I felt privileged when asked to write a piece for the Racing Together blog. I am particularly impressed with the work of the charity Racing to School, as I think what they do is brilliant and it is so important to get young people involved in racing. I have been very lucky to have grown up within the industry. I have seen it from both sides: I have worked in yards since the age of 13 and had my fair share of falls… haven’t we all? However, I have also been lucky enough to see it from an owner’s side, as my family have always owned horses in training. Whichever side you come from it comes down to one simple thing… I love it!
Active in one of racing’s heartlands
Everyone in racing plays a vital role in keeping the sport evolving, running and safe. My love of racing is what drew me to my current job, in fact. I now work for Midlands Air Ambulance Charity (MAAC) and have done for the past four years. I thought, what’s better than a charity that is vitally important to equestrian racing and sport?
The charity covers Gloucestershire, Herefordshire, Shropshire, Staffordshire, the West Midlands and Worcestershire, however the service does cross borders when required to support fellow Air Ambulance charities. Our team predominantly serves Cheltenham, Hereford, Ludlow, Uttoxeter, Wolverhampton, and Worcester racecourses, as well as supporting others out of area. We also have several trainers in our area, including Henry Daly, Henry Oliver, Alistair Ralph, Ian Williams and Venetia Williams, to name a few.
They do amazing work
Zac Baker, amateur jockey for Nigel Twiston-Davies, once commented: “It is always a sad sight when I see the air ambulance flying over Gloucestershire, but also a comfort that we have the service in operation.”

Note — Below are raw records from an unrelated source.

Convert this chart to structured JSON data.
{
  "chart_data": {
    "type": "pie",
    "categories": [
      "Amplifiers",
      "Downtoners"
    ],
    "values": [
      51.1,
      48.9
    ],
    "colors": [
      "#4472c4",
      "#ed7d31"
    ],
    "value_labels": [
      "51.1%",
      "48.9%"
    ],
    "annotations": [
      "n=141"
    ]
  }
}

On average, the charity attends an equestrian incident every four days and in 2019, equestrian incidents were the fifth most attended mission type by our air crew.
Trainer Olly Murphy said: “We will always support the air ambulance here at Warren Chase, because who knows what could happen? Horses are amazing animals but living animals at the end of the day. I just can’t believe the air ambulance is 100 per cent charity-funded, they truly do some amazing work.”

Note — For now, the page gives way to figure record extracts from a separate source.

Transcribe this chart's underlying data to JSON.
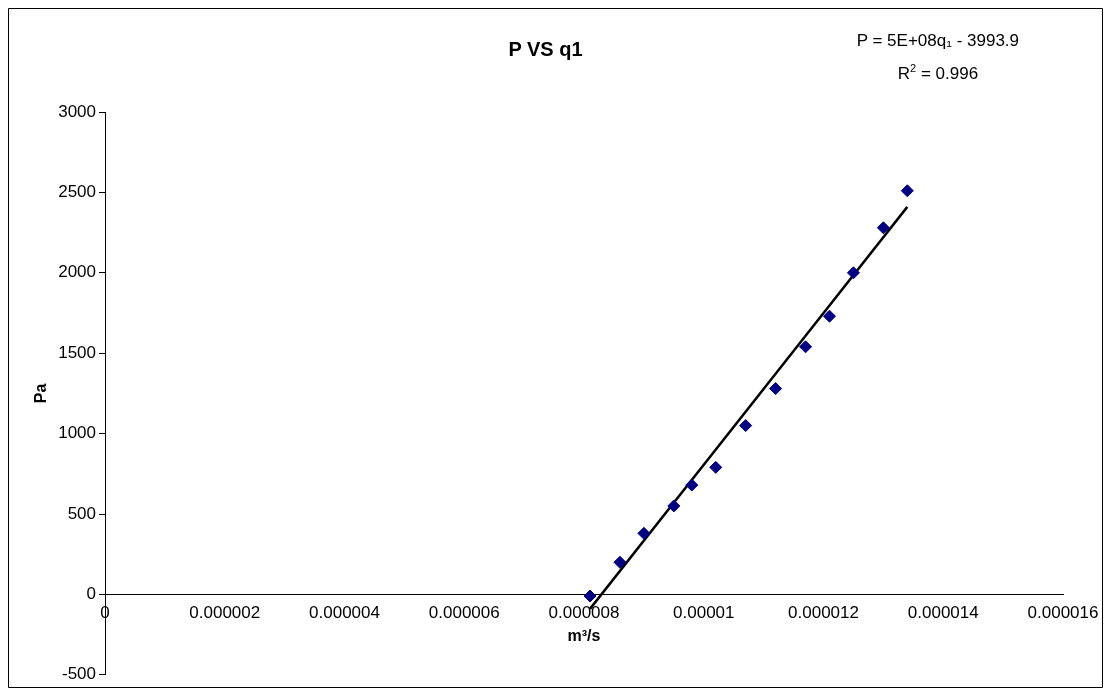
{
  "chart_data": {
    "type": "scatter",
    "title": "P VS q1",
    "xlabel": "m³/s",
    "ylabel": "Pa",
    "annotations": [
      "P = 5E+08q₁ - 3993.9",
      "R$^{2}$ = 0.996"
    ],
    "series": [
      {
        "color": "#000080",
        "marker": "diamond",
        "x": [
          8.1e-06,
          8.6e-06,
          9e-06,
          9.5e-06,
          9.8e-06,
          1.02e-05,
          1.07e-05,
          1.12e-05,
          1.17e-05,
          1.21e-05,
          1.25e-05,
          1.3e-05,
          1.34e-05
        ],
        "values": [
          -10,
          200,
          380,
          550,
          680,
          790,
          1050,
          1280,
          1540,
          1730,
          2000,
          2280,
          2510
        ]
      },
      {
        "type": "line",
        "color": "#000000",
        "marker": "none",
        "x": [
          8.1e-06,
          1.34e-05
        ],
        "values": [
          -90,
          2410
        ]
      }
    ],
    "xlim": [
      0,
      1.6e-05
    ],
    "xticks": [
      0,
      {
        "value": 2e-06,
        "label": "0.000002"
      },
      {
        "value": 4e-06,
        "label": "0.000004"
      },
      {
        "value": 6e-06,
        "label": "0.000006"
      },
      {
        "value": 8e-06,
        "label": "0.000008"
      },
      {
        "value": 1e-05,
        "label": "0.00001"
      },
      {
        "value": 1.2e-05,
        "label": "0.000012"
      },
      {
        "value": 1.4e-05,
        "label": "0.000014"
      },
      {
        "value": 1.6e-05,
        "label": "0.000016"
      }
    ],
    "ylim": [
      -500,
      3000
    ],
    "yticks": [
      -500,
      0,
      500,
      1000,
      1500,
      2000,
      2500,
      3000
    ],
    "grid": false,
    "legend": false
  }
}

Reassurance and peace of mind
Midlands Air Ambulance Charity treats a wide range of injuries and illnesses, including cardiac arrests, strokes, road traffic collisions (RTCs), falls and sporting injuries. Our air crew attend and treat some of the Midlands most critically ill and injured patients, 365 days a year. The team operates from strategically located regional airbases, to allow our air ambulances to reach 90 per cent. of the region within eight minutes.
Jockey Patrick Mullins, son of trainer, Willie, added: “It always brings peace of mind that when we come over to England for some of the biggest events in the racing calendar that we have a service like the air ambulance. Racing is a funny game, full of highs and lows. I feel lucky that this service is in operation. I have personal experience with the amazing work they do, and because of this, my family and I hold them in very high regard.”
Danny Mullins is another rider who feels so reassured with the charity’s support of racing. “I remember riding out on the morning before the Gold Cup and seeing the air ambulance land. I was later informed that they were there as a precaution in case of any serious incidents throughout the Cheltenham Festival week. I was so impressed by this I have decided to support the charity, I will be coming over to do a behind the scenes race day with them.”